Some of the more enterprising trackers took down the stuff the newspaper guy told them about me in their own little black books and soon were auctioning that information off to other trackers and in fact to anybody that was willing to part with some money. It became quite a crowd (a mini wall-street, actually) around my chosen parkbench and the atmosphere turned bad to the point where I did not feel as if the park had anything to offer any longer.

I figured maybe I’d go for some lunch to a nearby restaurant. The trackers had long since figured out my mobile phone number, and combined with a little embedded code in a game that I’d once installed (and played twice, but it wasn’t a very good game) kept a continuous read-out of my phone and all its sensors, and phoned home to the mother ship whenever it could. I probably shouldn’t have been surprised when just as I was passing by the door of one particular restaurant chain an ad popped up overlaying my mobile screen indicating that that restaurant had my favorite dish on sale that day. (How did they figure out my favorite dish anyway, was that because I had searched for a recipe a few weeks ago?).

I resisted the temptation and decided to go anywhere but there. (Even if that meant the trackers could still influence me at least they’d have to add an inversion to all their little plans).

Finally after a couple of weeks of this I decided I’d had enough. The final straw was when a tracker popped up in my bed, between me and my wife when I was looking for the shortest route to my meeting the next morning, really, that did it. The advertising industry did not have the right to become involved in my private life to this degree, to track my every move and to keep detailed information of my daily whereabouts and interactions in the real world, and the last place I expected them to track me to was the privacy of my bedroom.

I hired a couple of ‘tough guys’, bouncers, really. Their assignments were simple: keep these advertising types out of my life, hurt them if you have to, I’ve really had enough of it. Another side benefit of this was that the burglars and other shady types that used the information gathered by the trackers to target me for an entirely different kind of operation were also shut out.

After the first couple of run-ins between ‘bouncers’ and ‘trackers’ the trackers got the message and mostly left me alone. Some still tried but for the most part it seems I was at least a little bit more safe from prying eyes. Even more powerful methods of getting rid of trackers exist and there are many variations to choose from with different functionality, for some, apparently even bouncers were not enough to regain some of their much deserved privacy. Some of the bouncers were trying to be a little bit too clever for my taste, they actually simply took the place of the trackers they blocked. Serves me right for hiring tough guys I gather, so I’ve been more careful since then and check out carefully which party gets to place themselves between me and the trackers. Even with the tough guys in tow there were still ways in which I could be tracked. But at least that seemed to - for now - be beyond the pale for most respectable businesses employing trackers.

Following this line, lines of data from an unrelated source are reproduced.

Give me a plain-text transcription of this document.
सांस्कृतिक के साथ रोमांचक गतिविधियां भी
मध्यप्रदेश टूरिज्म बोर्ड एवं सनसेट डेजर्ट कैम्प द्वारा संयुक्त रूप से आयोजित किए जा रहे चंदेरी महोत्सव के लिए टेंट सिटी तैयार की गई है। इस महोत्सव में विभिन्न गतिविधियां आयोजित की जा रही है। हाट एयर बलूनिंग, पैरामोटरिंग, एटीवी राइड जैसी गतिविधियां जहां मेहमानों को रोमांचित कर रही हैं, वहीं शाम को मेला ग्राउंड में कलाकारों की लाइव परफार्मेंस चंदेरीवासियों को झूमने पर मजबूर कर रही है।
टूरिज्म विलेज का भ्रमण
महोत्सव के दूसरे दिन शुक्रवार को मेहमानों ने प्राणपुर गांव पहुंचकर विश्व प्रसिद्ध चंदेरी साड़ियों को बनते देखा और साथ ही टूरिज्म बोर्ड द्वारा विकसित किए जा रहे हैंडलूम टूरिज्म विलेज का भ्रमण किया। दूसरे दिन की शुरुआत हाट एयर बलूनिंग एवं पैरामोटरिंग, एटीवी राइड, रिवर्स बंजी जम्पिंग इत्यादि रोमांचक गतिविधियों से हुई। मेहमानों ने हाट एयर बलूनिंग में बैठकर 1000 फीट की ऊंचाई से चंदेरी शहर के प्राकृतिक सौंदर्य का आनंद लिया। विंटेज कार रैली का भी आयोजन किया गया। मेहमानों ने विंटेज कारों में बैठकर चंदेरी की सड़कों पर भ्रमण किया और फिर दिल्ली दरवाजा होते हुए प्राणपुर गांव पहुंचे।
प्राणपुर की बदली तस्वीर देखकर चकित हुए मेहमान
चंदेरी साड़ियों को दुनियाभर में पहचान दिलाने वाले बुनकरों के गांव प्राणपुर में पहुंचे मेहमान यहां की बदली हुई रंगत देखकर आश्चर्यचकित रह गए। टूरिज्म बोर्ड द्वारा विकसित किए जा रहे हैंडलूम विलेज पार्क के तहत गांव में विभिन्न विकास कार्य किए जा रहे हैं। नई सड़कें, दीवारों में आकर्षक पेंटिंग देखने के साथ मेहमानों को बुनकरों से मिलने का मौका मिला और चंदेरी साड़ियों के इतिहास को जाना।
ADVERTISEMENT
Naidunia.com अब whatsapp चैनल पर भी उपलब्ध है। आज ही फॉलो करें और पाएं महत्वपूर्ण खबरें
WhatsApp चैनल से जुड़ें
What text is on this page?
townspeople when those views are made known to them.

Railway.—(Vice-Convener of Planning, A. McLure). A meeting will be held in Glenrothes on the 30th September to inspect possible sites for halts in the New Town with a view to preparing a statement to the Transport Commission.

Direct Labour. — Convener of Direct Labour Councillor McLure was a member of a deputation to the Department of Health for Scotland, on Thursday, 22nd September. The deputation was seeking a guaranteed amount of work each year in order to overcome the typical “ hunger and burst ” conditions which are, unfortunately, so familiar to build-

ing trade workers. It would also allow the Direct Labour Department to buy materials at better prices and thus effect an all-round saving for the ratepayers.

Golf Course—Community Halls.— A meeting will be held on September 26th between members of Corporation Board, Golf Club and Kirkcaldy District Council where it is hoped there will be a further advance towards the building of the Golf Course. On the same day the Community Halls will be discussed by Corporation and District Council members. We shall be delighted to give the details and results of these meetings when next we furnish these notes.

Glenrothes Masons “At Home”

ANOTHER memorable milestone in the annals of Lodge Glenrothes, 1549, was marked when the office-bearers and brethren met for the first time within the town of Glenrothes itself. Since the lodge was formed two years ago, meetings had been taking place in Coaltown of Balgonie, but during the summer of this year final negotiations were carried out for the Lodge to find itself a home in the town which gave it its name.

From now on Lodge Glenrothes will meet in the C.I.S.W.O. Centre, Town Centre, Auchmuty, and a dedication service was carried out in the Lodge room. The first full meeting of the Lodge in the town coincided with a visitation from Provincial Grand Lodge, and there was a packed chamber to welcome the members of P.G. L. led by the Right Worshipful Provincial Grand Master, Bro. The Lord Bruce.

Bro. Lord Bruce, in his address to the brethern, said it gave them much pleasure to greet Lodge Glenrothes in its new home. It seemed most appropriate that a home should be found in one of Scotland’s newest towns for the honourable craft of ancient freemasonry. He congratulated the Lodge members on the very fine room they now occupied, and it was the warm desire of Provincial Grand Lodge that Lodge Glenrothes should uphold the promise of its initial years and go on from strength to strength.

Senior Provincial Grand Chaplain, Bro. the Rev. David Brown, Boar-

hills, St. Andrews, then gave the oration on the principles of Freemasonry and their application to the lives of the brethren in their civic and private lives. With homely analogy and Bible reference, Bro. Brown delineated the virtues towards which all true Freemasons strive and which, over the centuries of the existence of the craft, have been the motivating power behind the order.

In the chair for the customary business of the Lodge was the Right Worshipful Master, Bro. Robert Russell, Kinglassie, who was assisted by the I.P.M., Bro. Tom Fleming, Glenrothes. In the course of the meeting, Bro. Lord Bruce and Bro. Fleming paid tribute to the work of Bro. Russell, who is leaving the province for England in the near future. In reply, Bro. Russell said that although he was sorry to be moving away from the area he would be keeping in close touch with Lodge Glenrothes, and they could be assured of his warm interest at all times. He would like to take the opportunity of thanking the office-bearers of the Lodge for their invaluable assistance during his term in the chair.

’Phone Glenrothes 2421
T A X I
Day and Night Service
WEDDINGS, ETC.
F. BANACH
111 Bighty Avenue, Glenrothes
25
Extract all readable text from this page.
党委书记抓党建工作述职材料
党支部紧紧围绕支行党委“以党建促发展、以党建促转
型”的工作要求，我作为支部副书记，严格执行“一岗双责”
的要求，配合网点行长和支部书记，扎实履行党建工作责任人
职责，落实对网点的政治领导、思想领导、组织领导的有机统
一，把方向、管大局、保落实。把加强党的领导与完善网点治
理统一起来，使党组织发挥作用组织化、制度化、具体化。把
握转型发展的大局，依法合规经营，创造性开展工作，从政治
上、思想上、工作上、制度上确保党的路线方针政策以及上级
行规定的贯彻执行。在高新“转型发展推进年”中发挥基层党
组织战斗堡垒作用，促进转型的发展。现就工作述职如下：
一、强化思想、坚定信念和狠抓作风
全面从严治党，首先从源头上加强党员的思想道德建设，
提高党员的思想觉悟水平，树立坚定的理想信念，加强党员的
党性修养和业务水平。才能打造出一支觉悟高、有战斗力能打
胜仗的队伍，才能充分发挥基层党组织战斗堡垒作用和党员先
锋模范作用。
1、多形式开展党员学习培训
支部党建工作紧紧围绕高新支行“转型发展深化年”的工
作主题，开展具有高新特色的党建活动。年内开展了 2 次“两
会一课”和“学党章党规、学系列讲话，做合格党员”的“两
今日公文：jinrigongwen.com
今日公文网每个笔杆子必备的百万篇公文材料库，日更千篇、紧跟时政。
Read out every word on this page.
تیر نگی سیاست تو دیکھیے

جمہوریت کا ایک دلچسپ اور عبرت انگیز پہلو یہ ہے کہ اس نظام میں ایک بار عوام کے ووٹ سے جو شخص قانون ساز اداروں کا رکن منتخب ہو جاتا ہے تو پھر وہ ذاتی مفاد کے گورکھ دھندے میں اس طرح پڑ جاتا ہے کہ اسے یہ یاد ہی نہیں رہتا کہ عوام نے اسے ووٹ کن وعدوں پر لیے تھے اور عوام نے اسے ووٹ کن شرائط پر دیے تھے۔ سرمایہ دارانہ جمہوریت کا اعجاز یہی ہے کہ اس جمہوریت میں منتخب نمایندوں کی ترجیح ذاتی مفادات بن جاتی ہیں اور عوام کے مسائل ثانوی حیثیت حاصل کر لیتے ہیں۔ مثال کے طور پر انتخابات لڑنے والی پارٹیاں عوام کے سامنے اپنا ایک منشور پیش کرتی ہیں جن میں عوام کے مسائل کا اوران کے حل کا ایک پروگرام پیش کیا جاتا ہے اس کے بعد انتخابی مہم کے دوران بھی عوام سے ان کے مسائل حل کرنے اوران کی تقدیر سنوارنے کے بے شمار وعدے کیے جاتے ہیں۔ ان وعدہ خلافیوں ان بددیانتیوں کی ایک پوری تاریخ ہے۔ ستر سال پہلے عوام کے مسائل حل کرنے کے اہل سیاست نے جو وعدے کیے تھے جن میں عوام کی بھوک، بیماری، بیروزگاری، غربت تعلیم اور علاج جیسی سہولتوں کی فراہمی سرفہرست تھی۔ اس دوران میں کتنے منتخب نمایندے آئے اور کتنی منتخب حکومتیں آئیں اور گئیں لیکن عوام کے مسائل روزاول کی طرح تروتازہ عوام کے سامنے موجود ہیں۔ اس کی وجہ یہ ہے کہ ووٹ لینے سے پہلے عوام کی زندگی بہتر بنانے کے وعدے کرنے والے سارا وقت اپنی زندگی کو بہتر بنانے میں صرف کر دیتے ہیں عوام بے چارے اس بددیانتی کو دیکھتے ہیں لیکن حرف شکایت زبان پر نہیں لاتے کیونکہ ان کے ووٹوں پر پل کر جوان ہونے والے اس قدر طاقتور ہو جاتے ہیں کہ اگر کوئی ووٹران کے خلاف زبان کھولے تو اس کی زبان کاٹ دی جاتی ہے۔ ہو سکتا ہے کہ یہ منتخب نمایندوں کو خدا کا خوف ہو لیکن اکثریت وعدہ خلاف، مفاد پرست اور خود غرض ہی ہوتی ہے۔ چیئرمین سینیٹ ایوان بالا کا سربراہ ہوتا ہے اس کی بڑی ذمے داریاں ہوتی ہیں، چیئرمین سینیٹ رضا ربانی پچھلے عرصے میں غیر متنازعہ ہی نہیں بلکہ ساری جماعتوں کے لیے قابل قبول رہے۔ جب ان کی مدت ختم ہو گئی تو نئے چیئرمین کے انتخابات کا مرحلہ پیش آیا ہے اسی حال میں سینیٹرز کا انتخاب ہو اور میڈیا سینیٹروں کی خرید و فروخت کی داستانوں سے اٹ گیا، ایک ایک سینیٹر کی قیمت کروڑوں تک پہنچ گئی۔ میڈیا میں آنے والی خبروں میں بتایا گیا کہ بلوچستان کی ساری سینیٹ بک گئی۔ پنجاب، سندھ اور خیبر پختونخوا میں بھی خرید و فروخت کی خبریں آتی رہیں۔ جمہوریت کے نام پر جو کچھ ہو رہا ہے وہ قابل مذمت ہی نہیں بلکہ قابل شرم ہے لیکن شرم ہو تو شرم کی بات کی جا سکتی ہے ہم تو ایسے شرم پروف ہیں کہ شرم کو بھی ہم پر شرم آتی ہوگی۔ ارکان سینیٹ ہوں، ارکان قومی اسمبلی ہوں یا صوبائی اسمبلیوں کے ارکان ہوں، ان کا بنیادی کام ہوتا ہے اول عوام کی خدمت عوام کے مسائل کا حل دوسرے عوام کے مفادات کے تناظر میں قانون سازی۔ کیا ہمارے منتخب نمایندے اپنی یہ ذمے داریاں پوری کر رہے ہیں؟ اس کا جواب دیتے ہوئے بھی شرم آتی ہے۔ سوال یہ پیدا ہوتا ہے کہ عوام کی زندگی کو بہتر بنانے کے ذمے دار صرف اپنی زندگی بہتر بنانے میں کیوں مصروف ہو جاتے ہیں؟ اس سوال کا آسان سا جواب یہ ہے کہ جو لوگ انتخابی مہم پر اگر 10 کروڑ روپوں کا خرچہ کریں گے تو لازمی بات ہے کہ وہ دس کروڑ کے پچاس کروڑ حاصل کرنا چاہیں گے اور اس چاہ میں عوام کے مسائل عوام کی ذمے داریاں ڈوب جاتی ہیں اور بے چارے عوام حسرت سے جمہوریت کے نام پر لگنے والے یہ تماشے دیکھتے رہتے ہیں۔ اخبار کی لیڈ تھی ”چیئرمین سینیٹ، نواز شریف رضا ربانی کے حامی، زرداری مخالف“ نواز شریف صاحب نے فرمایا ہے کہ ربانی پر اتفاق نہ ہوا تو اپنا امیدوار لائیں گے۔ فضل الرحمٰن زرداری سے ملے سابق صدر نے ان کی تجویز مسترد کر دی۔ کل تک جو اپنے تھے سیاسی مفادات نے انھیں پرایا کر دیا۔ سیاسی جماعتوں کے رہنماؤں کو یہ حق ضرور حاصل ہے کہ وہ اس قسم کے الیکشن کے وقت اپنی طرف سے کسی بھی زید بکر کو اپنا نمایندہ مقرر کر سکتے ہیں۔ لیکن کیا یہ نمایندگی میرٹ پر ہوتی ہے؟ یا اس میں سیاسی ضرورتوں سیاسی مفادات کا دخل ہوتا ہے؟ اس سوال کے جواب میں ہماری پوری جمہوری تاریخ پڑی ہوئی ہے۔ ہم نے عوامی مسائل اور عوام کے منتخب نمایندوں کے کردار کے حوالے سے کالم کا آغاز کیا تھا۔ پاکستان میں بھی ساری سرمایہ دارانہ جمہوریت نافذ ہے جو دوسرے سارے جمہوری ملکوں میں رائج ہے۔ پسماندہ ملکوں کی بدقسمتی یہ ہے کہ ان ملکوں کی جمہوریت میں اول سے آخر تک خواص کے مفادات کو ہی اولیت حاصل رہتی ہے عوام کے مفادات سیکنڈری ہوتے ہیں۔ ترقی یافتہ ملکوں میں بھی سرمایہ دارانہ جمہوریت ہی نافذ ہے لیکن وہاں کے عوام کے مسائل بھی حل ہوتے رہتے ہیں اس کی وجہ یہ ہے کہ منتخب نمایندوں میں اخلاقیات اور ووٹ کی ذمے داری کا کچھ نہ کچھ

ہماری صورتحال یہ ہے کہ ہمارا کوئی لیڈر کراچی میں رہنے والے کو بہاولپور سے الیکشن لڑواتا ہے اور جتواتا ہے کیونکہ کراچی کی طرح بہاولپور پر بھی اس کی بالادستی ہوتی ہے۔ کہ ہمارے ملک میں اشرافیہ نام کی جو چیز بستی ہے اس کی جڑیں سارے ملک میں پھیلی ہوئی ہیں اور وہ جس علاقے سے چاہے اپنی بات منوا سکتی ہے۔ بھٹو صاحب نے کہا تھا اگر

Some venues did not allow me to enter with my bouncers in tow, those I stopped visiting, it’s not that I minded their advertising to me, but I did mind being followed all over and if they wouldn’t change their ways then I would have to change mine.

All of this is really too bad, since some of the stores depended to a certain extent on my patronage, but I guess there are not enough people that are concerned about privacy to make a difference. Or are there?